14 year-old Hugh Masekela was inspired to pick up a trumpet after seeing Kirk Douglas in the 1950 film Young Man with a Horn. He sought out someone to teach him to play with the help and guidance of his friend, Johannesburg Archbishop Trevor Huddleston. Soon, Hugh was writing music that was reflective of his turbulent surroundings.
At 20, he formed an ensemble called Jazz Epistles and they recorded the first album by an African jazz band. The Jazz Epistles toured for a year, until the 1960 Sharpeville massacre — where nearly 70 protestors were shot to death. The South African government banned gatherings of ten or more people, prompting Hugh to flee the country. He headed to England and then the United States, where he was befriended by singer/actor Harry Belafonte.
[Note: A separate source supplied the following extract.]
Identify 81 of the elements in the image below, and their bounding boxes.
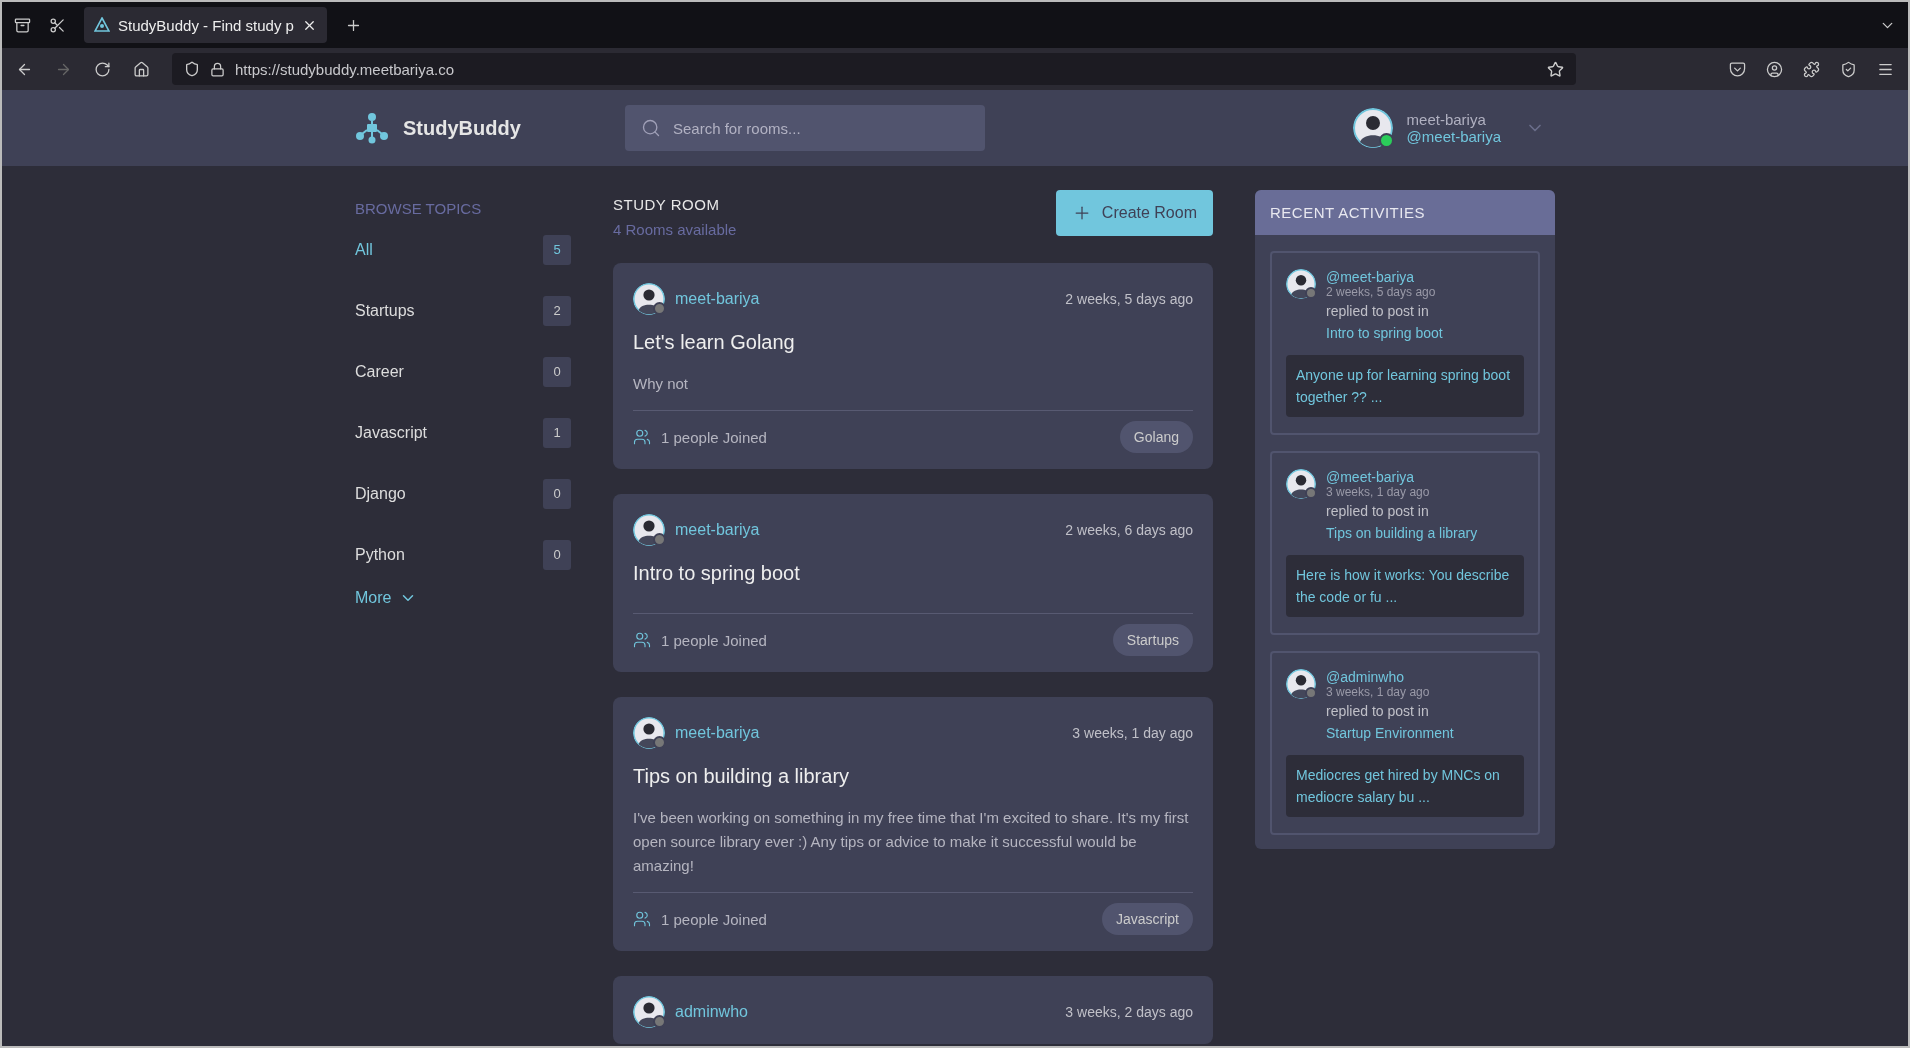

Hugh took classes at the prestigious Manhattan School of Music, honing his already-superior trumpet skills.
In 1967, Hugh released a jazz-inflected take on “Up Up and Away” and followed it up with his version of “Grazing in the Grass.” He scored a major hit with “Grazing in the Grass” — selling over four million copies — and was invited to perform at the 1967 Monterey Pop Festival. Later, Hugh was instrumental in organizing “Zaire 74,” a music festival centered around the “Rumble in the Jungle” boxing match between George Foreman and Muhammad Ali. Hugh lent his inimitable sound to The Byrds on “So You Want to Be a Rock ‘n’ Roll Star,” as well as Paul Simon’s “Further to Fly.” Hugh was asked to open shows for Simon on his Graceland worldwide tour.
Hugh continued to explore different types of African music, experimenting and mixing it all together to form his own unique sound that was constantly evolving. In his 70s, Hugh played with The Dave Matthews Band during a concert in Johannesburg. In 2016, Hugh reunited with his Jazz Epistles bandmate Abdullah Ibrahim, performing together for the first time in 60 years.
Hugh was diagnosed with prostate cancer and succumbed to the illness in January 2018 at the age of 78.